Oubai Shahbandar, a fellow in New America’s international security program, told Arab News that Trump should be commended “for taking decisive action against Bashar Assad’s chemical weapons infrastructure.”
But as the smoke settles, he said: “It’s not clear whether Assad’s capacity to gas his people has been truly neutralized.
“(But) what is clear is that neither Iran nor Russia has the ability to counter these strikes. Assad’s weakness was exposed to the international community, as his air defense was also shown to be impotent.”
Shahbandar said that the international community should work further with the regional Arab alliance to ensure that Assad’s military machine was destroyed, paving the way for an equitable political solution and peace settlement.
“Anything short of that will sadly just continue the cycle of violence,” he said.
Dr. Majid Rafizadeh, Harvard-educated Iranian-American political scientist, told Arab News: “Although limited airstrikes send Assad a warning message, these will not resolve the Syrian conflict. The balance of power in Syria remains intact in favor of the Syrian regime, Iran, its proxies, Hezbollah and the Shiite militias.”
He said that comprehensive, articulate and multifaceted strategy is needed to resolve the crisis. “Such a strategy ought to include imposing no-fly zone, pushing Iran’s military, IRGC and Quds Force out of Syria by targeting its bases, conducting land and air operations simultaneously, and ultimately altering the regime which continues to commit crimes against humanity.”

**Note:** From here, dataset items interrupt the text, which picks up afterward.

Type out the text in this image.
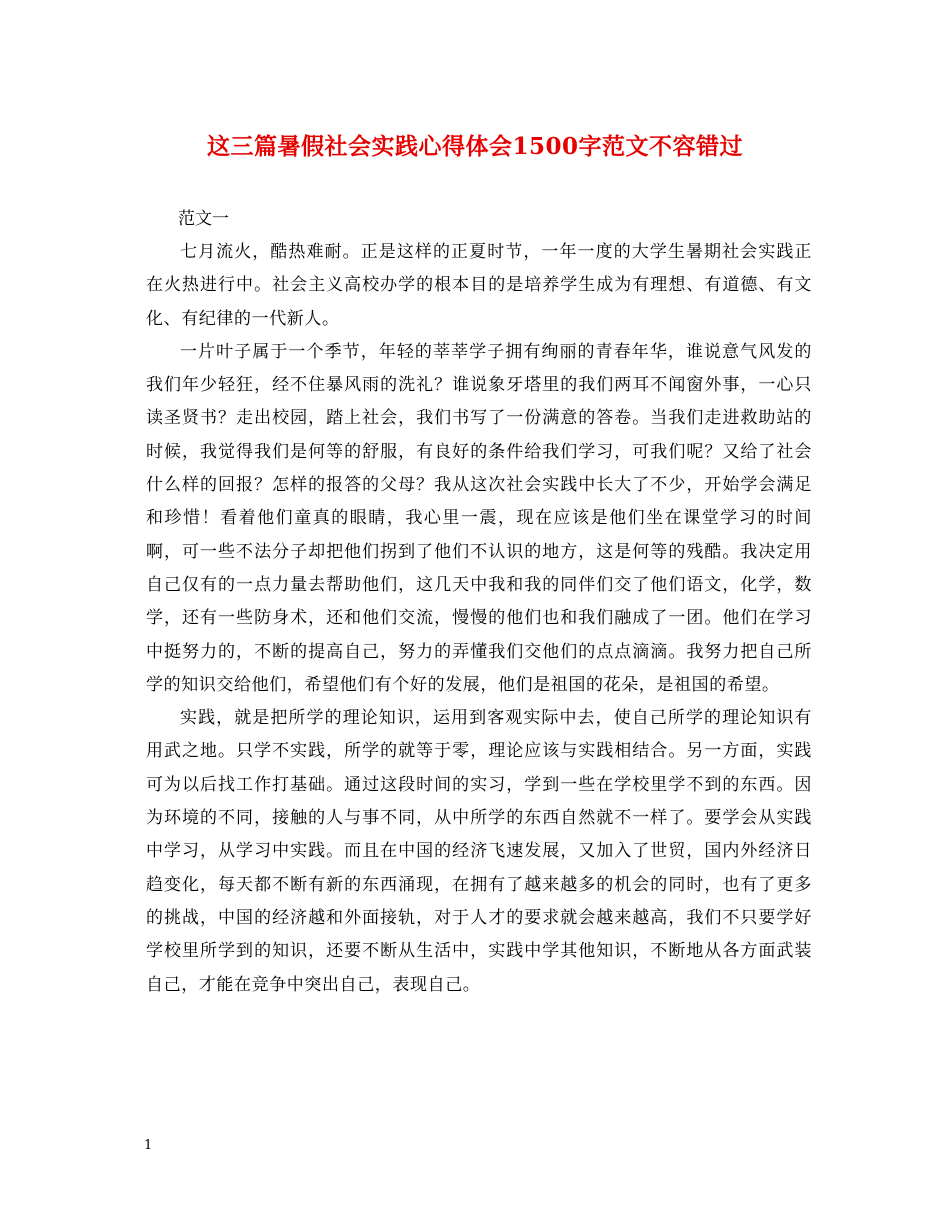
这三篇暑假社会实践心得体会1500字范文不容错过

范文一

七月流火，酷热难耐。正是这样的正夏时节，一年一度的大学生暑期社会实践正在火热进行中。社会主义高校办学的根本目的是培养学生成为有理想、有道德、有文化、有纪律的一代新人。

一片叶子属于一个季节，年轻的莘莘学子拥有绚丽的青春年华，谁说意气风发的我们年少轻狂，经不住暴风雨的洗礼？谁说象牙塔里的我们两耳不闻窗外事，一心只读圣贤书？走出校园，踏上社会，我们书写了一份满意的答卷。当我们走进救助站的时候，我觉得我们是何等的舒服，有良好的条件给我们学习，可我们呢？又给了社会什么样的回报？怎样的报答的父母？我从这次社会实践中长大了不少，开始学会满足和珍惜！看着他们童真的眼睛，我心里一震，现在应该是他们坐在课堂学习的时间啊，可一些不法分子却把他们拐到了他们不认识的地方，这是何等的残酷。我决定用自己仅有的一点力量去帮助他们，这几天中我和我的同伴们交了他们语文，化学，数学，还有一些防身术，还和他们交流，慢慢的他们也和我们融成了一团。他们在学习中挺努力的，不断的提高自己，努力的弄懂我们交他们的点点滴滴。我努力把自己所学的知识交给他们，希望他们有个好的发展，他们是祖国的花朵，是祖国的希望。

实践，就是把所学的理论知识，运用到客观实际中去，使自己所学的理论知识有用武之地。只学不实践，所学的就等于零，理论应该与实践相结合。另一方面，实践可为以后找工作打基础。通过这段时间的实习，学到一些在学校里学不到的东西。因为环境的不同，接触的人与事不同，从中所学的东西自然就不一样了。要学会从实践中学习，从学习中实践。而且在中国的经济飞速发展，又加入了世贸，国内外经济日趋变化，每天都不断有新的东西涌现，在拥有了越来越多的机会的同时，也有了更多的挑战，中国的经济越和外面接轨，对于人才的要求就会越来越高，我们不只要学好学校里所学到的知识，还要不断从生活中，实践中学其他知识，不断地从各方面武装自己，才能在竞争中突出自己，表现自己。

1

The Syrian coalition of opposition forces described the strikes as “an important step toward crippling the regime and undermining its military capabilities.”
In a statement to Arab News, the coalition said further strikes should be carried out to prevent the regime and its “terrorist allied foreign militia” from using any weapons against Syrian civilians.

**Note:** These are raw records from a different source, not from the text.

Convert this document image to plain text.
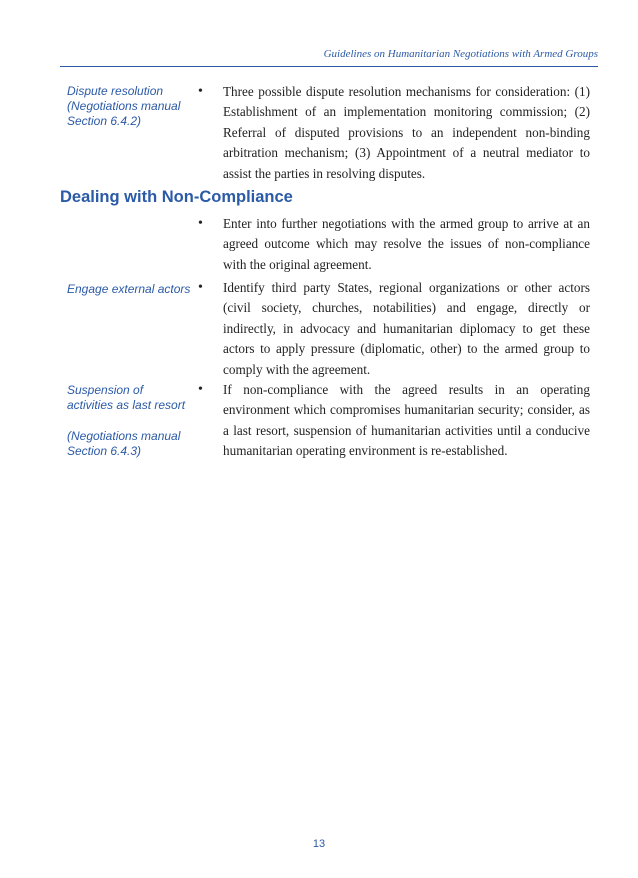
Guidelines on Humanitarian Negotiations with Armed Groups
Dispute resolution
(Negotiations manual Section 6.4.2)
• Three possible dispute resolution mechanisms for consideration: (1) Establishment of an implementation monitoring commission; (2) Referral of disputed provisions to an independent non-binding arbitration mechanism; (3) Appointment of a neutral mediator to assist the parties in resolving disputes.
Dealing with Non-Compliance
• Enter into further negotiations with the armed group to arrive at an agreed outcome which may resolve the issues of non-compliance with the original agreement.
Engage external actors • Identify third party States, regional organizations or other actors (civil society, churches, notabilities) and engage, directly or indirectly, in advocacy and humanitarian diplomacy to get these actors to apply pressure (diplomatic, other) to the armed group to comply with the agreement.
Suspension of activities as last resort
(Negotiations manual Section 6.4.3)
• If non-compliance with the agreed results in an operating environment which compromises humanitarian security; consider, as a last resort, suspension of humanitarian activities until a conducive humanitarian operating environment is re-established.
13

The goal must be to force the regime, Iran and Russia to engage in the political process, it said.
The coalition held the Assad regime and its allies responsible for the current situation.

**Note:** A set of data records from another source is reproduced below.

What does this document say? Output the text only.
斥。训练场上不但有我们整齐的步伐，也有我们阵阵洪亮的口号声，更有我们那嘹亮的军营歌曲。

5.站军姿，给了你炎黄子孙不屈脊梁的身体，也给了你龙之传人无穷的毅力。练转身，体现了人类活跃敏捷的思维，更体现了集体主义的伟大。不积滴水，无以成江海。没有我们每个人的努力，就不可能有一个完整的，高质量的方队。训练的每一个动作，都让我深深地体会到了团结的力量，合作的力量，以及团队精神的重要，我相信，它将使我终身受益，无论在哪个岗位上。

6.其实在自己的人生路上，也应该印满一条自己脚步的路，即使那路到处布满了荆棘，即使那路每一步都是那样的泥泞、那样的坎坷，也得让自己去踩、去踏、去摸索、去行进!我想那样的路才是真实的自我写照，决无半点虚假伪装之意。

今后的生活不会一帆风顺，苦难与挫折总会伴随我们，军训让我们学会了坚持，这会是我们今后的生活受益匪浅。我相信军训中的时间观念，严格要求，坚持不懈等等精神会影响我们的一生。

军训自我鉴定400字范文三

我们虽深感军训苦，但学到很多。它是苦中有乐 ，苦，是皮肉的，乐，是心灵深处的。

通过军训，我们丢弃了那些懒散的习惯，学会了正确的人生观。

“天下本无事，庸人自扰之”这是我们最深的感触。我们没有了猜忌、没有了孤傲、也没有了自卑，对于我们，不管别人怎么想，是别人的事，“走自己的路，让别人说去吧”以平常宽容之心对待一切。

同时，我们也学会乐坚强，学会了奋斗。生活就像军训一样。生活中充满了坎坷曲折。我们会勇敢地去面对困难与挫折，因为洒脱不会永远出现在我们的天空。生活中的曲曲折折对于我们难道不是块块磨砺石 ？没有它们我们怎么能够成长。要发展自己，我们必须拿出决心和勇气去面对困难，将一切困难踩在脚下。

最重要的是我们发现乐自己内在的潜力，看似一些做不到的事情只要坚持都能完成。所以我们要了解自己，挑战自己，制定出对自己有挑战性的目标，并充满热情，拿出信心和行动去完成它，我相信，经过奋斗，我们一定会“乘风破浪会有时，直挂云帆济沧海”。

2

Bahia Al-Mardini, a UK-based Syrian journalist and human rights activist who fled regime persecution, told Arab News that Assad “is fully responsible for what is currently happening in Syria.”
She said: “All attacks against civilians by the regime and its allies, especially those using chemical weapons, must be stopped.”
Syrians deserve better than a choice between the evils of Assad and the poison of terrorism, she said.
Karl Dewey, a chemical and biological weapons expert at Jane’s by IHS Markit, said the extent of Syria’s chemical weapons infrastructure remains unclear, although at least three sites have been consistently highlighted: Masyaf, Dummar (Jamraya) and Barzeh.
Syrian authorities claim that more than 100 missiles were shot down by their air defense system. According to Russia, 103 missiles were fired and 71 shot down, Dewey said.
“If confirmed, it remains to be seen whether the allied attack fulfilled all its intended goals. It also remains to be seen if these strikes will deter the future use of chemical weapons,” he said.
The US strike last April did not deliver a consistent response and failed to deter chemical attacks, while the apparent success of Syria’s air defense system may give greater confidence to Damascus, particularly if the allied strike failed to destroy key targets or pre-existing chemical weapon stocks, Dewey said.